Swiss-based Libra will have to meet tough U.S. standards-U.S. Treasury
BERN (Reuters) – The Facebook-led Libra cryptocurrency project must meet the highest standards for combating money laundering and terrorism financing if it is to get off the ground, a senior U.S. Treasury official said on Tuesday.
Any cryptocurrency project, including Geneva-based Libra, operating in all or substantial parts of the United States will clearly have to satisfy U.S. regulatory standards, U.S. Under Secretary of Terrorism and Financial Intelligence Sigal Mandelker told reporters in the Swiss capital.
“Whether it’s bitcoin, Ethereum, Libra, our message is the same to all of these companies: anti-money laundering and combating the financing of terrorism has to be built into your design from the get-go,” Mandelker said.
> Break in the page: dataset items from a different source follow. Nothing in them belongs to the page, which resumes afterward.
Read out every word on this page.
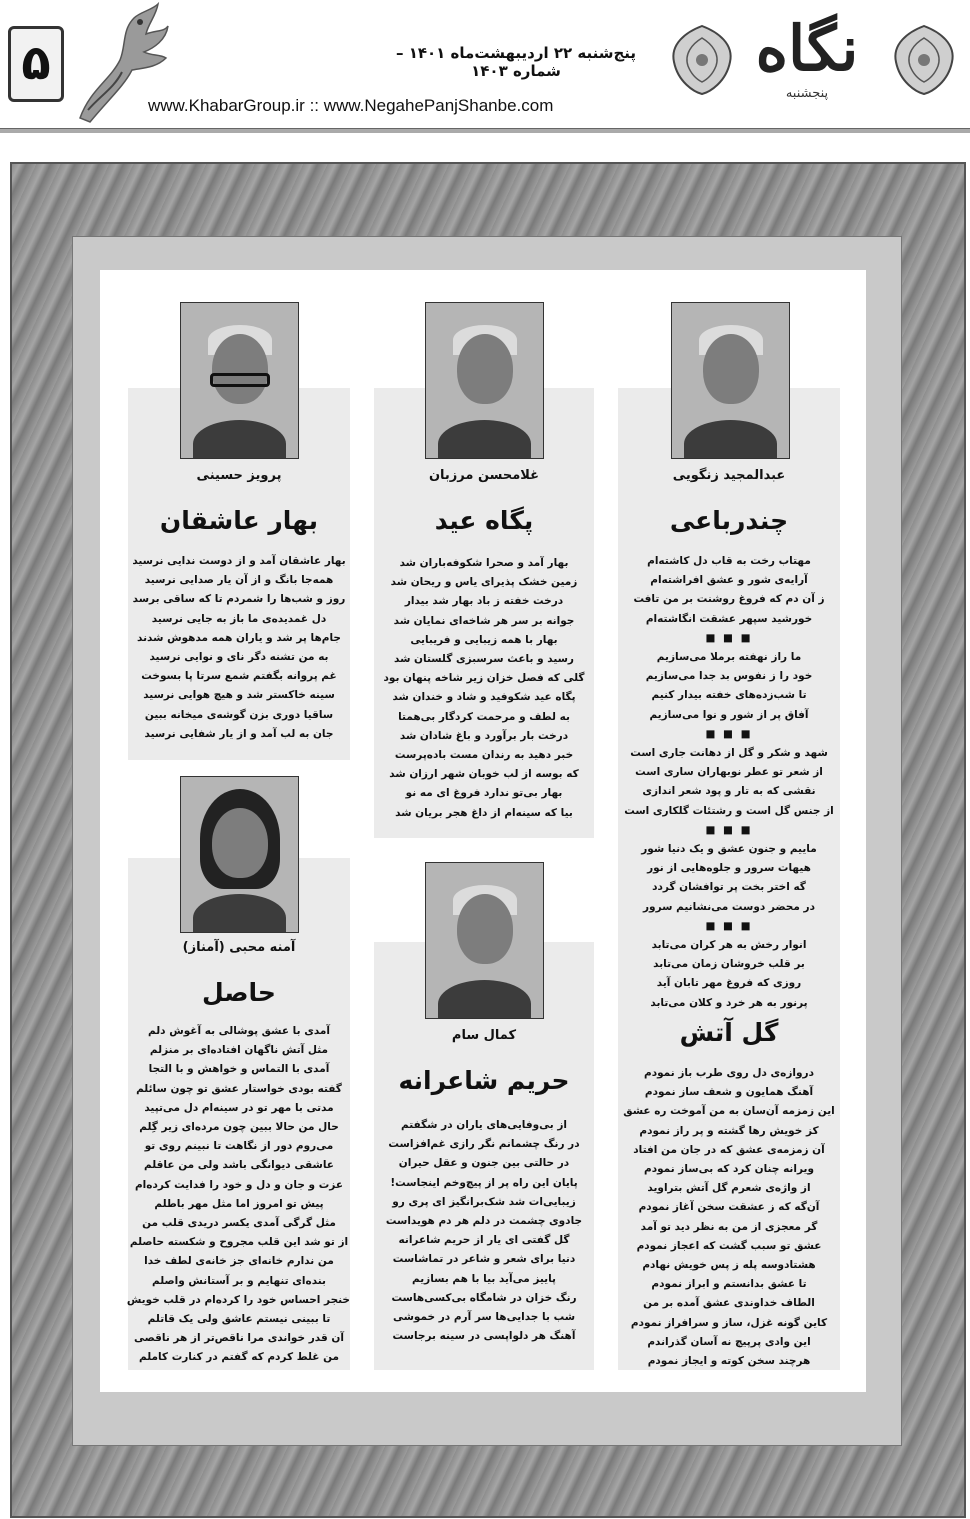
۵	پنج‌شنبه ۲۲ اردیبهشت‌ماه ۱۴۰۱ – شماره ۱۴۰۳
www.KhabarGroup.ir :: www.NegahePanjShanbe.com
نگاه
پنجشنبه
عبدالمجید زنگویی
چندرباعی
مهتاب رخت به قاب دل کاشته‌ام
آرایه‌ی شور و عشق افراشته‌ام
ز آن دم که فروغ روشنت بر من تافت
خورشید سپهر عشقت انگاشته‌ام
■ ■ ■
ما راز نهفته برملا می‌سازیم
خود را ز نفوس بد جدا می‌سازیم
تا شب‌زده‌های خفته بیدار کنیم
آفاق پر از شور و نوا می‌سازیم
■ ■ ■
شهد و شکر و گل از دهانت جاری است
از شعر تو عطر نوبهاران ساری است
نقشی که به تار و پود شعر اندازی
از جنس گل است و رشتئات گلکاری است
■ ■ ■
ماییم و جنون عشق و یک دنیا شور
هیهات سرور و جلوه‌هایی از نور
گه اختر بخت پر توافشان گردد
در محضر دوست می‌نشانیم سرور
■ ■ ■
انوار رخش به هر کران می‌تابد
بر قلب خروشان زمان می‌تابد
روزی که فروغ مهر تابان آید
پرنور به هر خرد و کلان می‌تابد
گل آتش
دروازه‌ی دل روی طرب باز نمودم
آهنگ همایون و شعف ساز نمودم
این زمزمه آن‌سان به من آموخت ره عشق
کز خویش رها گشته و پر راز نمودم
آن زمزمه‌ی عشق که در جان من افتاد
ویرانه چنان کرد که بی‌ساز نمودم
از واژه‌ی شعرم گل آتش بتراوید
آن‌گه که ز عشقت سخن آغاز نمودم
گر معجزی از من به نظر دید تو آمد
عشق تو سبب گشت که اعجاز نمودم
هشتادوسه پله ز پس خویش نهادم
تا عشق بدانستم و ابراز نمودم
الطاف خداوندی عشق آمده بر من
کاین گونه غزل، ساز و سرافراز نمودم
این وادی پرپیچ نه آسان گذراندم
هرچند سخن کوته و ایجاز نمودم
غلامحسن مرزبان
پگاه عید
بهار آمد و صحرا شکوفه‌باران شد
زمین خشک پذیرای یاس و ریحان شد
درخت خفته ز باد بهار شد بیدار
جوانه بر سر هر شاخه‌ای نمایان شد
بهار با همه زیبایی و فریبایی
رسید و باعث سرسبزی گلستان شد
گلی که فصل خزان زیر شاخه پنهان بود
پگاه عید شکوفید و شاد و خندان شد
به لطف و مرحمت کردگار بی‌همتا
درخت بار برآورد و باغ شادان شد
خبر دهید به رندان مست باده‌پرست
که بوسه از لب خوبان شهر ارزان شد
بهار بی‌تو ندارد فروغ ای مه نو
بیا که سینه‌ام از داغ هجر بریان شد
کمال سام
حریم شاعرانه
از بی‌وفایی‌های یاران در شگفتم
در رنگ چشمانم نگر رازی غم‌افزاست
در حالتی بین جنون و عقل حیران
پایان این راه پر از پیچ‌وخم اینجاست!
زیبایی‌ات شد شک‌برانگیز ای پری رو
جادوی چشمت در دلم هر دم هویداست
گل گفتی ای یار از حریم شاعرانه
دنیا برای شعر و شاعر در تماشاست
پاییز می‌آید بیا با هم بسازیم
رنگ خزان در شامگاه بی‌کسی‌هاست
شب با جدایی‌ها سر آرم در خموشی
آهنگ هر دلواپسی در سینه برجاست
پرویز حسینی
بهار عاشقان
بهار عاشقان آمد و از دوست ندایی نرسید
همه‌جا بانگ و از آن یار صدایی نرسید
روز و شب‌ها را شمردم تا که ساقی برسد
دل غمدیده‌ی ما باز به جایی نرسید
جام‌ها پر شد و یاران همه مدهوش شدند
به من تشنه دگر نای و نوایی نرسید
غم پروانه بگفتم شمع سرتا پا بسوخت
سینه خاکستر شد و هیچ هوایی نرسید
ساقیا دوری بزن گوشه‌ی میخانه ببین
جان به لب آمد و از یار شفایی نرسید
آمنه محبی (آمناز)
حاصل
آمدی با عشق پوشالی به آغوش دلم
مثل آتش ناگهان افتاده‌ای بر منزلم
آمدی با التماس و خواهش و با التجا
گفته بودی خواستار عشق تو چون سائلم
مدتی با مهر تو در سینه‌ام دل می‌تپید
حال من حالا ببین چون مرده‌ای زیر گِلم
می‌روم دور از نگاهت تا نبینم روی تو
عاشقی دیوانگی باشد ولی من عاقلم
عزت و جان و دل و خود را فدایت کرده‌ام
پیش تو امروز اما مثل مهر باطلم
مثل گرگی آمدی یکسر دریدی قلب من
از تو شد این قلب مجروح و شکسته حاصلم
من ندارم خانه‌ای جز خانه‌ی لطف خدا
بنده‌ای تنهایم و بر آستانش واصلم
خنجر احساس خود را کرده‌ام در قلب خویش
تا ببینی نیستم عاشق ولی یک قاتلم
آن قدر خواندی مرا ناقص‌تر از هر ناقصی
من غلط کردم که گفتم در کنارت کاملم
She was speaking after meeting Swiss government officials and representatives from the Bank for International Settlements and other international financial bodies to discuss cryptocurrencies including the planned Libra project, which is to be launched by a Swiss-based association.
While the digital currency industry has paid tremendous attention to developing the underlying technology, much of the industry has paid far too little attention to ensuring that the networks they are building do not enable terrorists and other bad actors to hide and move money, Mandelker said.
The Treasury official said she would meet Switzerland’s financial market supervisor FINMA on Tuesday, where discussing not only the application of proper anti-money laundering safeguards but also taking enforcement actions against companies flouting those rules would be a priority.
FINMA in August granted Switzerland’s first banking and securities licenses to two blockchain service providers and has built up a digital currency hub nicknamed the “Crypto Valley”.
“Switzerland, like a number of other countries, has promoted itself as a hub for fintech and for innovation, and so of course any country that promotes itself in that way — in my view, it’s incumbent upon that country to take these particular concerns at the highest level in(to) the utmost regard,” she added.
The Libra project was still in very early stages of thinking through steps to prevent such crimes, she said, adding Swiss officials had similar views.
“The Libra Association maintains that financial inclusion, regulatory compliance, and consumer protection are not competing objectives,” Dante Disparte, a spokesman for Libra said.
He added the association welcomed the public policy dialogue and multi-stakeholder process.
Digital currencies such as Libra raise serious concerns and must be regulated as tightly as possible to ensure they do not upset the world’s financial system, Group of Seven finance ministers and central bankers had said in July.